Russian forces striking from the east; losses were very heavy on both sides, but within a week the Germans were on the run, and did not stop until they reached Pskov and the
borders of Estonia. There was immense rejoicing among the 600,000 people who were
still living in Leningrad after the fearful thirty-months' siege. In retreating, the Germans had destroyed many historic buildings, among them the palaces of Pushkin (Tsarskoie
Selo) and Pavlovsk, south of Leningrad.
2. In February and March the troops of the 2nd Ukrainian Front under Konev (assisted by those of the 1st Ukrainian Front under Vatutin) first encircled several German
divisions in the Korsun Salient on the Dnieper, and then, in their famous "Mud
Offensive", crashed right through into Rumania, after forcing the Bug, the Dniester and the Pruth. They were then held up for a few months outside Jassy in Northern Rumania.
3. In April Odessa was liberated, and in May the Crimea was completely cleared.

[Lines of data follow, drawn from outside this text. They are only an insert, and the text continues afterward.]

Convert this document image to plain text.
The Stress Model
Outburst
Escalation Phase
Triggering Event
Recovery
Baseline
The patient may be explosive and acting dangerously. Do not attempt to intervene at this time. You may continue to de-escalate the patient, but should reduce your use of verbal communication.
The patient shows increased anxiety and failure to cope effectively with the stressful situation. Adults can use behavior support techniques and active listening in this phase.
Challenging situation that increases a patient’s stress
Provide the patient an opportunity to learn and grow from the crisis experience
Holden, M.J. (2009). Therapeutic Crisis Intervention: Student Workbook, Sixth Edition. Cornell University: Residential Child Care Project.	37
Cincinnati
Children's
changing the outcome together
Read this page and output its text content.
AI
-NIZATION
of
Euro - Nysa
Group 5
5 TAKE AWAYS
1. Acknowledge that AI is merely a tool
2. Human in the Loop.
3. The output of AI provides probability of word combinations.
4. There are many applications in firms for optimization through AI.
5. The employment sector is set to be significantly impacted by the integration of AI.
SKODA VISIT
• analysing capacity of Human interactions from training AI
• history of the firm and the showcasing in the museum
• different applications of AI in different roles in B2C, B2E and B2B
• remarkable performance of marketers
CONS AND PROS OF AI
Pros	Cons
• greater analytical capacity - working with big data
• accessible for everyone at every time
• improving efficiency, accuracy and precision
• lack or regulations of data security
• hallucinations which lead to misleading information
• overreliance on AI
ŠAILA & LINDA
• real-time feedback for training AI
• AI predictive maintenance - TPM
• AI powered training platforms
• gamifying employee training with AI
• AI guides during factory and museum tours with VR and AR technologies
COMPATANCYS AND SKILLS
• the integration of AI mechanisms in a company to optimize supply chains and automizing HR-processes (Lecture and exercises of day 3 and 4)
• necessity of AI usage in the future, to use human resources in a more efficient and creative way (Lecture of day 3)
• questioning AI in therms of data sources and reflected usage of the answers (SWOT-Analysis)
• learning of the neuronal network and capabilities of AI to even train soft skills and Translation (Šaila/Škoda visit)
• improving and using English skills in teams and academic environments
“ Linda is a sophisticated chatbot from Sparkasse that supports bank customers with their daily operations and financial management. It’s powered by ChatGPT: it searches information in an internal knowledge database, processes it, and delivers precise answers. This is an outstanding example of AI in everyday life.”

4. In June Finland was knocked out by the Russian breakthrough to Viborg (Viipuri)
across the Karelian Isthmus. Then, having reached the 1940 Finnish border, the Red
Army stopped of its own accord, without pursuing its advance on Helsinki.
5. No less spectacular than Konev's offensive across the Ukraine into Rumania in March was the liberation of Belorussia, after the Russians had broken through the powerful German Bobruisk-Mogilev-Vitebsk fine. Nearly thirty German divisions were trapped,
chiefly around Minsk, and the Russians advanced almost as far as Warsaw, where the
Armija Krajowa insurrection had by then begun.
[ The Armija Krajowa (or A.K.) was the Polish underground resistance movement
directed from London.]
In the course of this offensive the Red Army liberated a large part of Eastern Poland (including the new provisional capital of Lublin), nearly the whole of Lithuania, and, after forcing the Niémen, reached the frontiers of East Prussia.
6. In July, in a parallel offensive, the Red Army liberated the Western Ukraine, including Lwow, forced the Vistula and, after an abortive attempt to break through to Cracow,
established the important bridgehead of Sandomierz on the west bank of the Vistula,
south of Warsaw. But after its failure to take Warsaw, the Red Army did not pursue its task of breaking through to Germany at any price. Here, in Poland, the concentration of German forces was, indeed, heavier than anywhere else.
7. Instead, in August, the Red Army struck out in the south—in Moldavia and Rumania
—and, after trapping fifteen or sixteen German divisions as well as several Rumanian divisions in the Jassy-Kishenev "pockets", swept into Rumania, precipitated Rumania's surrender, overran Bulgaria, reached the borders of Hungary, and established contact with the Yugoslavs.
8. In September Estonia and most of Latvia were freed of the Germans. Thirty German divisions remained, however, in Kurland peninsula, and remained there, as a "nuisance"
force, till the capitulation of Germany in May 1945.
9. In October, the Red Army broke into Hungary and Eastern Czechoslovakia, joined up with the Yugoslavs and took part in the liberation of Belgrade. In Hungary the fighting was exceptionally fierce, and the fight for Budapest at the end of the year lasted several months. The city was not captured until the following February.
10. In October also, the Red Army attacked in the extreme north, threw the Germans out of Petsamo, in the Finnish salient running to the Arctic, and broke into Northern Norway.
The victories of 1944 were spectacular, but very few of them were easy victories. The Germans fought with extreme stubbornness in Poland (especially in August, when the
Russians were stopped outside Warsaw), at Ternopol in the Western Ukraine (which,
with its three weeks' intensive street fighting, was reminiscent of Stalingrad); and, later, in Hungary and Slovakia. German resistance was also particularly fierce in all areas on the direct road to Germany, notably in the areas adjoining East Prussia and, later, in East Prussia itself.
The Germans were, at last, obviously outnumbered. The Allies had been advancing in the west since June, and by September Germany had lost all her allies, except for a few
Hungarian divisions.
Yet the German tendency to resist the Russians at
close. The Vistula line opposite Warsaw; Budapest; East Prussia; and, later, the Oder Line, were defended more desperately by the Germans than any line or position in the west. Apart from the sweep across the southern Ukraine in March, and the sweep across Rumania in August (both following an encirclement of large German forces), and the
minor operation in northern Norway, none of the Russian offensives in 1944 were in the nature of a walkover, and the nearer the Russians got to Germany, the more desperate became German resistance.